Physiotherapy, as an autonomous profession, has had to consider many of the sort issues you refer to and decide whether the new tasks we take on are simply delegated roles to enhance the workforce, or capacity of a service, or whether they are relevant to physiotherapy and the therapeutic outcomes we look to achieve.
I would agree that the ‘wrap-around’ care you mention is part of a growing understanding that provision of holistic and personalised care is essential if we, as autonomous and responsible professionals, are to take that responsibility and deliver quality services in a cost effective way. Engaging in dialogue with people about their lifestyle preferences, using approaches that motivate behavioural change fit well and enhance our more traditional core knowledge and skills.

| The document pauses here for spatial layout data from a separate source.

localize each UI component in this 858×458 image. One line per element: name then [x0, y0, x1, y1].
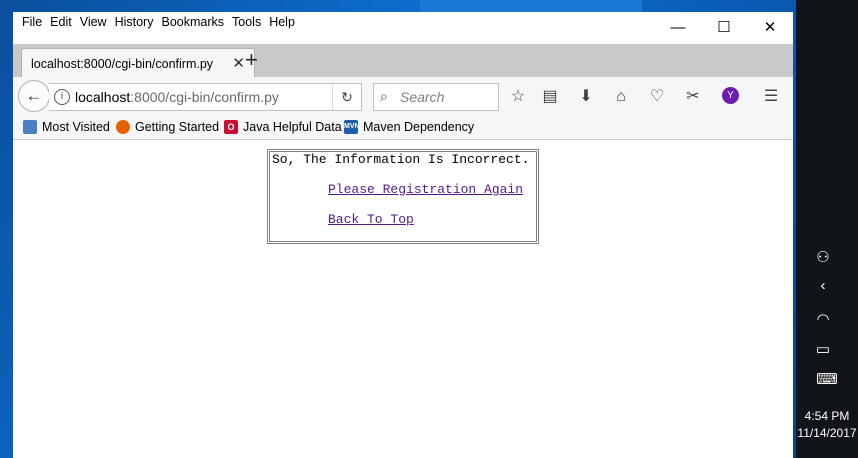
- browser-window: File Edit View History Bookmarks Tools H…: [13, 12, 793, 458]
- minimize-button[interactable]: —: [655, 12, 701, 44]
- tab-confirm[interactable]: localhost:8000/cgi-bin/confirm.py ✕: [21, 48, 255, 79]
- bookmarks-toolbar: Most Visited Getting Started O Java Help…: [13, 117, 793, 140]
- bookmark-most-visited[interactable]: Most Visited: [23, 120, 110, 134]
- hamburger-menu-icon[interactable]: ☰: [761, 87, 781, 107]
- tab-title: localhost:8000/cgi-bin/confirm.py: [31, 57, 214, 71]
- title-bar: File Edit View History Bookmarks Tools H…: [13, 12, 793, 44]
- registration-again-link[interactable]: Please Registration Again: [328, 182, 523, 197]
- oracle-icon: O: [224, 120, 238, 134]
- bookmark-label: Maven Dependency: [363, 120, 475, 134]
- reload-icon[interactable]: ↻: [332, 84, 361, 110]
- bookmark-label: Getting Started: [135, 120, 220, 134]
- bookmark-java-helpful-data[interactable]: O Java Helpful Data: [224, 120, 342, 134]
- pocket-icon[interactable]: ♡: [647, 87, 667, 107]
- download-icon[interactable]: ⬇: [576, 87, 596, 107]
- close-window-button[interactable]: ✕: [747, 12, 793, 44]
- tab-strip: localhost:8000/cgi-bin/confirm.py ✕: [13, 44, 793, 79]
- firefox-icon: [116, 120, 130, 134]
- back-button[interactable]: ←: [18, 80, 50, 112]
- search-input[interactable]: ⌕ Search: [373, 83, 499, 111]
- new-tab-button[interactable]: +: [245, 49, 258, 71]
- back-to-top-link[interactable]: Back To Top: [328, 212, 414, 227]
- extension-tools-icon[interactable]: ✂: [683, 87, 703, 107]
- info-icon[interactable]: i: [54, 89, 70, 105]
- url-bar[interactable]: i localhost:8000/cgi-bin/confirm.py ↻: [49, 83, 362, 111]
- maven-icon: MVN: [344, 120, 360, 134]
- menu-file[interactable]: File: [18, 15, 46, 29]
- keyboard-icon[interactable]: ⌨: [815, 371, 839, 389]
- url-path: :8000/cgi-bin/confirm.py: [130, 89, 279, 105]
- clock-time[interactable]: 4:54 PM: [796, 409, 858, 423]
- menu-tools[interactable]: Tools: [228, 15, 265, 29]
- home-icon[interactable]: ⌂: [611, 87, 631, 107]
- most-visited-icon: [23, 120, 37, 134]
- taskbar: ⚇ ‹ ◠ ▭ ⌨ 4:54 PM 11/14/2017: [796, 0, 858, 458]
- bookmark-star-icon[interactable]: ☆: [508, 87, 528, 107]
- maximize-button[interactable]: ☐: [701, 12, 747, 44]
- reading-list-icon[interactable]: ▤: [540, 87, 560, 107]
- search-icon: ⌕: [380, 88, 388, 104]
- wifi-icon[interactable]: ◠: [812, 311, 834, 329]
- error-message: So, The Information Is Incorrect.: [272, 152, 530, 167]
- people-icon[interactable]: ⚇: [812, 249, 834, 267]
- menu-help[interactable]: Help: [265, 15, 299, 29]
- background-window: [420, 0, 642, 12]
- bookmark-maven-dependency[interactable]: MVN Maven Dependency: [344, 120, 474, 134]
- menu-history[interactable]: History: [111, 15, 158, 29]
- bookmark-getting-started[interactable]: Getting Started: [116, 120, 219, 134]
- bookmark-label: Most Visited: [42, 120, 110, 134]
- close-tab-icon[interactable]: ✕: [232, 54, 245, 72]
- yahoo-avatar-icon[interactable]: Y: [722, 87, 739, 104]
- page-content: So, The Information Is Incorrect. Please…: [13, 140, 793, 458]
- url-host: localhost: [75, 89, 131, 105]
- bookmark-label: Java Helpful Data: [243, 120, 342, 134]
- battery-icon[interactable]: ▭: [812, 341, 834, 359]
- menu-edit[interactable]: Edit: [46, 15, 76, 29]
- menu-bar: File Edit View History Bookmarks Tools H…: [18, 15, 299, 29]
- clock-date[interactable]: 11/14/2017: [796, 426, 858, 440]
- menu-view[interactable]: View: [76, 15, 111, 29]
- message-table: So, The Information Is Incorrect. Please…: [267, 149, 539, 244]
- menu-bookmarks[interactable]: Bookmarks: [157, 15, 228, 29]
- search-placeholder: Search: [400, 89, 445, 105]
- chevron-left-icon[interactable]: ‹: [812, 277, 834, 295]
- url-text[interactable]: localhost:8000/cgi-bin/confirm.py: [75, 89, 279, 105]
- navigation-toolbar: ← i localhost:8000/cgi-bin/confirm.py ↻ …: [13, 77, 793, 117]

Your caution about heading merrily into pastures green is wise but I would like to add some positive encouragement on how we might view this journey and that is to take a look at the starting point. Patients, people, citizens have a right to be informed about the choices that are open to them that will prevent ill health, and improve the quality of their life as well as reduce the burden on the state. In return there is a small but steadily growing sense of their responsibility to respond to this information and use it by taking appropriate measures to look after themselves. Don’t we hold a responsibility to use that breadth of knowledge and skills each one of us has to improve the life of that patient or person who we have the privilege to treat or support? Don’t we also hold a responsibility to the healthcare system generally to use the resources it employs in the most effective way possible. Could we not bring all of this together when considering the patient in front of us in whatever setting be it inpatient, outpatient, acute or long term condition. Making every contact count is part of our responsibility, it’s not an add on – a luxury service: it isn’t bidding to take on a sexy new technique or the latest fad just because we can or because we’ll feel special. There is no need for physiotherapists to become health promotion workers, we can be physiotherapists who integrate information in our dialogue with patients about the other things that might support them to live healthier lives, better quality lives and it may be just the thing that makes a difference. (Yes let’s evaluate this practice and measure its outcomes -use PREMs to understand if this makes a difference).
A final thought…
I take my car to a garage and mechanic I trust – I expect him to tell me if he spots things that could be looked at to make my car safe, to make it last longer and to make it more efficient. Indeed I trust and respect him because he doesn’t just do the bare essentials. Why should patients expect anything different from us?
Uffe Holmsgaard Rasmussen says
Who decides which information is essential for our patients? That is one question that springs to mind. What happens to a profession that takes on a role that might just as well be performed by any “womens health magazine” or a random fitness coach? Is another important question!
When did longer life become the same as better life?